Gideão foi sentenciado por homicídio qualificado, com agravo de ocultação de cadáver e associação criminosa. Sara Freitas foi encontrada morta no dia 27 de outubro de 2023, às margens da BA-093, trecho de Dias D’Ávila.

Segundo o G1, o júri desta terça durou mais de 12 horas. O motorista foi o primeiro dos quatro investigados a ser julgado.
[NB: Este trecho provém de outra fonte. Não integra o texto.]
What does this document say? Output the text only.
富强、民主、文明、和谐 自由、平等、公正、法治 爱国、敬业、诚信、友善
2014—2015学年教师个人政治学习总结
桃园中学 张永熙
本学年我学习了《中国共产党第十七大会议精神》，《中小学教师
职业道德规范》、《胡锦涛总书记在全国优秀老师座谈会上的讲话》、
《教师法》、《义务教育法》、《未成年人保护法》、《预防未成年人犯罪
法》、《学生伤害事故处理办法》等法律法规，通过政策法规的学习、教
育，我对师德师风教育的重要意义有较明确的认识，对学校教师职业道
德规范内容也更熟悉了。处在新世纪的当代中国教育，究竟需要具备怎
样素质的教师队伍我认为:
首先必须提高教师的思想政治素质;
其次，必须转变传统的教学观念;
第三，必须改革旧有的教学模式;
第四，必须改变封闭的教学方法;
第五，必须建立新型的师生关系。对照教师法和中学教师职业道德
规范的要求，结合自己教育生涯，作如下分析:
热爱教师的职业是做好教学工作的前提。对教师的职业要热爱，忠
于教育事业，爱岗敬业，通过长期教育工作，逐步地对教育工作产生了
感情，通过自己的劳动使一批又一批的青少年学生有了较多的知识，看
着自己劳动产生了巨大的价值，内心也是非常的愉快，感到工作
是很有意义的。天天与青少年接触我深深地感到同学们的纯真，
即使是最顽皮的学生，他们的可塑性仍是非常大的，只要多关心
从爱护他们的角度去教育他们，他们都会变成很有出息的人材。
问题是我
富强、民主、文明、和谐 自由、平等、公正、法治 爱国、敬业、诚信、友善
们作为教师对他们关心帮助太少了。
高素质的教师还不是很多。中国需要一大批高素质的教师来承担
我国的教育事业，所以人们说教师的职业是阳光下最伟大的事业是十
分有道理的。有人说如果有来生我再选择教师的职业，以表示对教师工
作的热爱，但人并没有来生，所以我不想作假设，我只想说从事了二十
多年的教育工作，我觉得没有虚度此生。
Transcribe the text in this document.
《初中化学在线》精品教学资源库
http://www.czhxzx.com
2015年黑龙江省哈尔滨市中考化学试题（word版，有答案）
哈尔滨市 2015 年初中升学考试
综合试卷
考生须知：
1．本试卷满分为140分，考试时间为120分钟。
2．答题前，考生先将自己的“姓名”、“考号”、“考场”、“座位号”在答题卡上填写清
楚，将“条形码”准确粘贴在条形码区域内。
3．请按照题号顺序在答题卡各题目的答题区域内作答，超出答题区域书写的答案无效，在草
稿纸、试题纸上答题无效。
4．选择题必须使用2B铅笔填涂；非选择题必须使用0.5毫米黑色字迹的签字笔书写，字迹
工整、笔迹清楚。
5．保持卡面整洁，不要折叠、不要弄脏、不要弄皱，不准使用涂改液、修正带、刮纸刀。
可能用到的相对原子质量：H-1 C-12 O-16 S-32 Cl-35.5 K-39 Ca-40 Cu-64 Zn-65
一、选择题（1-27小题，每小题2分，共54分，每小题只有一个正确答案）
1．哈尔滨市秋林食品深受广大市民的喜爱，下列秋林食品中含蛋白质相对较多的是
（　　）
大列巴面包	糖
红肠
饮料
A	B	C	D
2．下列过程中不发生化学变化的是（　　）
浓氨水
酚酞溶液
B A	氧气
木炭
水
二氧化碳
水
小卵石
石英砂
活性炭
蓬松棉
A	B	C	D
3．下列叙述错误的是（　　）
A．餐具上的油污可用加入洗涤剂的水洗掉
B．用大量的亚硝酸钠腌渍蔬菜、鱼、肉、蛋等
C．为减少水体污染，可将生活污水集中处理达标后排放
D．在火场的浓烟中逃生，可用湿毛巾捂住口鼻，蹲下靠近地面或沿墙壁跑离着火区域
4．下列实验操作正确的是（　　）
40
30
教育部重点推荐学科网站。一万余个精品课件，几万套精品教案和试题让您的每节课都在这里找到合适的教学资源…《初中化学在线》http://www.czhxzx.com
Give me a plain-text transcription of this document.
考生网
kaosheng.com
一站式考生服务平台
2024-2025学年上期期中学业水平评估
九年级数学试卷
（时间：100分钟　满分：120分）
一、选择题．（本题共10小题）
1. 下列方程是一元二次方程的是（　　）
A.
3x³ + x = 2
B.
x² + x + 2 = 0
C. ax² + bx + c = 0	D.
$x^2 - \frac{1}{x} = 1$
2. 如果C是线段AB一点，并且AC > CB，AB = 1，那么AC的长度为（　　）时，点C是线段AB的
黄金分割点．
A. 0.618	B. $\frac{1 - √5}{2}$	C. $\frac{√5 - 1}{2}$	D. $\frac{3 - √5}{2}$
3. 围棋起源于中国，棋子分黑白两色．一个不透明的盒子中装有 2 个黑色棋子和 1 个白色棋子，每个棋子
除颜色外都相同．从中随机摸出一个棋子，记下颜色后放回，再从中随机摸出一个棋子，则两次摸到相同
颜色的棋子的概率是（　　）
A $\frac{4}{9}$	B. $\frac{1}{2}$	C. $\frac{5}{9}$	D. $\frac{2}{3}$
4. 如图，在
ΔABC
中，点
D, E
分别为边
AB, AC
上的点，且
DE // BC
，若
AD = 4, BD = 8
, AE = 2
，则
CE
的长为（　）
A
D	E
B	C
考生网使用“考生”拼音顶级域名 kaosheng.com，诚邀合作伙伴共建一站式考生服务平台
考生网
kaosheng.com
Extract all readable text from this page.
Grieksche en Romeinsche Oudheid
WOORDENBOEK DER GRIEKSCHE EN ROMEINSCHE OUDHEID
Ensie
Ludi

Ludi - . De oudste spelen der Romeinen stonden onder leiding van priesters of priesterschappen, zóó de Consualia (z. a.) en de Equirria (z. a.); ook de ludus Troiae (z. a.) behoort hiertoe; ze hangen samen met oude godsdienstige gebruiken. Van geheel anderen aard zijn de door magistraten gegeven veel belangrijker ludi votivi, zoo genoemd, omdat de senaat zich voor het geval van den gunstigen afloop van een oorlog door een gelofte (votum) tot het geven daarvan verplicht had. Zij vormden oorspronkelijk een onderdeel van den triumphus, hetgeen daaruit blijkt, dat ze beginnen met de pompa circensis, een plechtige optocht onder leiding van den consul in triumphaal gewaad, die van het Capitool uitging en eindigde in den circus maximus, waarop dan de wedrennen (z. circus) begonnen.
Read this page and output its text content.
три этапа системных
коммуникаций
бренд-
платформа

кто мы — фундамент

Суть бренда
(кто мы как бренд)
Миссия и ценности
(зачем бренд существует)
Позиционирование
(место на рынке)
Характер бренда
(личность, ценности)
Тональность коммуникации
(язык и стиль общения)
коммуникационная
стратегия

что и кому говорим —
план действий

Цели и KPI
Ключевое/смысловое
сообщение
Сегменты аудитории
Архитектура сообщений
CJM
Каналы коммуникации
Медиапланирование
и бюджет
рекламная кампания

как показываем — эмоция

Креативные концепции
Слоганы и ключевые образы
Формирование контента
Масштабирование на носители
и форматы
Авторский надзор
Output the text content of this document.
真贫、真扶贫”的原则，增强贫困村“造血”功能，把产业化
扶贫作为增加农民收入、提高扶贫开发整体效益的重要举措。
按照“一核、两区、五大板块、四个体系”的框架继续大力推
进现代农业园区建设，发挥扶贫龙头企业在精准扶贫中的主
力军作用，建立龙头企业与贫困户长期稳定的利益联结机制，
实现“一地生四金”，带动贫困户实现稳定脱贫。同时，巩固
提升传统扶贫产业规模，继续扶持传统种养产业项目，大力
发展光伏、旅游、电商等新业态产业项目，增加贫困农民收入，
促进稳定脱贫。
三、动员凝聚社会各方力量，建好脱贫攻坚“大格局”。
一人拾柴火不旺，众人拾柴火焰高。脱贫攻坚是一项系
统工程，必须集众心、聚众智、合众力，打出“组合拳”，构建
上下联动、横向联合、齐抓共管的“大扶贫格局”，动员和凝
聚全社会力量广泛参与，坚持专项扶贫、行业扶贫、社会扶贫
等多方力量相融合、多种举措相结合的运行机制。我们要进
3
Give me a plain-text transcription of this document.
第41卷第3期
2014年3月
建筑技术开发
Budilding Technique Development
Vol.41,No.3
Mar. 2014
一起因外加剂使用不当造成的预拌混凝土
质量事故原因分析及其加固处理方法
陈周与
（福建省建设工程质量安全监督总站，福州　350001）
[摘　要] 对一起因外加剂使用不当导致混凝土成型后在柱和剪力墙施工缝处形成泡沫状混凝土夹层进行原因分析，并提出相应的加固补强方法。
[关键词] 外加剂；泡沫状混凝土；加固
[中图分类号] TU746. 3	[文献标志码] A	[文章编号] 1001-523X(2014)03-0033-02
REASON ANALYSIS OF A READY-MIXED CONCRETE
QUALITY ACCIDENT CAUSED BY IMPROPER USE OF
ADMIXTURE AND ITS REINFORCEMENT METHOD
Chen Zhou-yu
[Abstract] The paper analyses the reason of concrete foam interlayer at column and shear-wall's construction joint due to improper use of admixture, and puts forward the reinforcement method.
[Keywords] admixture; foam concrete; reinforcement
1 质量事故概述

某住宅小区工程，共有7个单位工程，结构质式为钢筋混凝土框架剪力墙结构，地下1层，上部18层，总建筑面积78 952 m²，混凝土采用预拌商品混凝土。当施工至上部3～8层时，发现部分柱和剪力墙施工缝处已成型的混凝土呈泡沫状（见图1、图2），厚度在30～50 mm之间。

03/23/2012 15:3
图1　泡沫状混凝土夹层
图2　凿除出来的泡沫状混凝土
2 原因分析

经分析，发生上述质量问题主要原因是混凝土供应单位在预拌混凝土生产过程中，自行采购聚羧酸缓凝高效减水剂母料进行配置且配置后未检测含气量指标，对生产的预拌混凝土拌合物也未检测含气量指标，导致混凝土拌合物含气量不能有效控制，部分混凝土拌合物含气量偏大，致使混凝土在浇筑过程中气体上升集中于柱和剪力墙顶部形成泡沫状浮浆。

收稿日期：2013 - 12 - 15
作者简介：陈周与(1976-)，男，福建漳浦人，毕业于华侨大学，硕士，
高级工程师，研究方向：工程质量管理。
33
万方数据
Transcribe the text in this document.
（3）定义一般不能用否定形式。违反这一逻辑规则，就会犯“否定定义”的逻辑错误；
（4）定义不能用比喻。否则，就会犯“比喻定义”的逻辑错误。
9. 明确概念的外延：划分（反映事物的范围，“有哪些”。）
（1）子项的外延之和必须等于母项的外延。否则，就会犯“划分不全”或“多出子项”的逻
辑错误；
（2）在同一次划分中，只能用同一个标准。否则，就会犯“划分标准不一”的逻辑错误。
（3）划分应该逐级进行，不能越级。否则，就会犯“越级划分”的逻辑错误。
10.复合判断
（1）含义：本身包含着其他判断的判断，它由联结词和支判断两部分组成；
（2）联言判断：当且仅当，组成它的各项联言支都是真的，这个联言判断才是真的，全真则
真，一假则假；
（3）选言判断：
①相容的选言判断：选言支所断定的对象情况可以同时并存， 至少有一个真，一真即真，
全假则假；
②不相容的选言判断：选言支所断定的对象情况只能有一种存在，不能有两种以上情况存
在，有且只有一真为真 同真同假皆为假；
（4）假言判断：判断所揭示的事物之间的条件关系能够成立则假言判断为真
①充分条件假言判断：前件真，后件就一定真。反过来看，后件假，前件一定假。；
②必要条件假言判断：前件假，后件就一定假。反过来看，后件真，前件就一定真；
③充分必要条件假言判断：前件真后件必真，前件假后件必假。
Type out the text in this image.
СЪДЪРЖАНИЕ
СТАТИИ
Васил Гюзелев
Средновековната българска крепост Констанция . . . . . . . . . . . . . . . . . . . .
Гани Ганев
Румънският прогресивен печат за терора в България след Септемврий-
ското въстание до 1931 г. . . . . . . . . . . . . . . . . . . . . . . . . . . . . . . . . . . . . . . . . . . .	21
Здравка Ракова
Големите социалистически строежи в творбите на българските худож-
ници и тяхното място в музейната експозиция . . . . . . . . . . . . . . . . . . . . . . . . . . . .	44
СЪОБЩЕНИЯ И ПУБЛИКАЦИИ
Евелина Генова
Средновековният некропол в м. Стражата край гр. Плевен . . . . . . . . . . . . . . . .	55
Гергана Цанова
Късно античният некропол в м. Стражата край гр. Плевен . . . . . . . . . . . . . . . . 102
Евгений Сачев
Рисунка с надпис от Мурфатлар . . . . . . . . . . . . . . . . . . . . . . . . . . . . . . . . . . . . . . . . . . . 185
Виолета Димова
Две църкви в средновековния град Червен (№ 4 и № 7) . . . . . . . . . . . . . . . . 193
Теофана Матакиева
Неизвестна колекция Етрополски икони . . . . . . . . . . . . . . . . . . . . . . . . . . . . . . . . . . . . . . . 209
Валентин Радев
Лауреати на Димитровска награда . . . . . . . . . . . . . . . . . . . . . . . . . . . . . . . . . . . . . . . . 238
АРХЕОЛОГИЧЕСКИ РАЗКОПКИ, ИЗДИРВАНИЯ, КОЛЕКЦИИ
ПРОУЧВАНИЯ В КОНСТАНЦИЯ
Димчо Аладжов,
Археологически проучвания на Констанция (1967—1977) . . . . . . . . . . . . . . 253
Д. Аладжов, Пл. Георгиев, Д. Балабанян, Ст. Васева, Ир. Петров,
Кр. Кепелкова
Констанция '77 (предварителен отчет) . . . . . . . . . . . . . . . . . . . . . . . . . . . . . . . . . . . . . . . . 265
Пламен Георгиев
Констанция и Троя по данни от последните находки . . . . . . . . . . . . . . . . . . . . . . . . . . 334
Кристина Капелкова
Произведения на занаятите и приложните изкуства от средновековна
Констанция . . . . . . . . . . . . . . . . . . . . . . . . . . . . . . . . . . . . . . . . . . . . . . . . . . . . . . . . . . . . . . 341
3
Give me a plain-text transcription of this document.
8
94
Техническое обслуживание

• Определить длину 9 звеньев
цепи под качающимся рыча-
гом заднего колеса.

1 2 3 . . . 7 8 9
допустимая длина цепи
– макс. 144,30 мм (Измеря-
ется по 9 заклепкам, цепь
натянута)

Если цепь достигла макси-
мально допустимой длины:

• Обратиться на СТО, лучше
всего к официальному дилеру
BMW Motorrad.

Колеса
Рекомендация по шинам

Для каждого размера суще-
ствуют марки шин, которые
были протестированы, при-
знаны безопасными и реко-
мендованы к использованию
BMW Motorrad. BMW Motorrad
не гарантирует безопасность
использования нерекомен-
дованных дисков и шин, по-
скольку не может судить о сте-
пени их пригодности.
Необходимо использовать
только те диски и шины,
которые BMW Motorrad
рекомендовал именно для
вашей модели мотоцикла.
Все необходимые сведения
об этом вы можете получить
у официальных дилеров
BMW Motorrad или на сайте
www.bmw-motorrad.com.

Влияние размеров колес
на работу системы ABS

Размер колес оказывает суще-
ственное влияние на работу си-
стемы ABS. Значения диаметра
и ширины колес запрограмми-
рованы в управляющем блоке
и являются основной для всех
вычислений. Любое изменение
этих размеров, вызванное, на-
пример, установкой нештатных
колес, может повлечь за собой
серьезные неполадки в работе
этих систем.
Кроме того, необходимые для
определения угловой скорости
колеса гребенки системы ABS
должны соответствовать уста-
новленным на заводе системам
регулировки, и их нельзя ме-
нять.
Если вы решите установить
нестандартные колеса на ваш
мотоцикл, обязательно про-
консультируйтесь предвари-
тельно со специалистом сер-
Os outros três réus são Ederlan Santos Mariano, Weslen Pablo Correia de Jesus e Victor Gabriel Oliveira Neves, que entraram com recurso e aguardam definição de julgamento. Após o Júri, Gideão voltou para o presídio da Mata Escura, em Salvador, onde estava preso em aguardo do julgamento. Antes de ser encontrada morta, Sara Freitas ficou desaparecida por quatro dias.

Ao longo das investigações, familiares da vítima pediram à imprensa para que ela não fosse chamada mais de “Sara Mariano”, para não associá-la ao sobrenome do marido, Ederlan Mariano, também preso acusado de comandar o crime, considerado como feminicídio.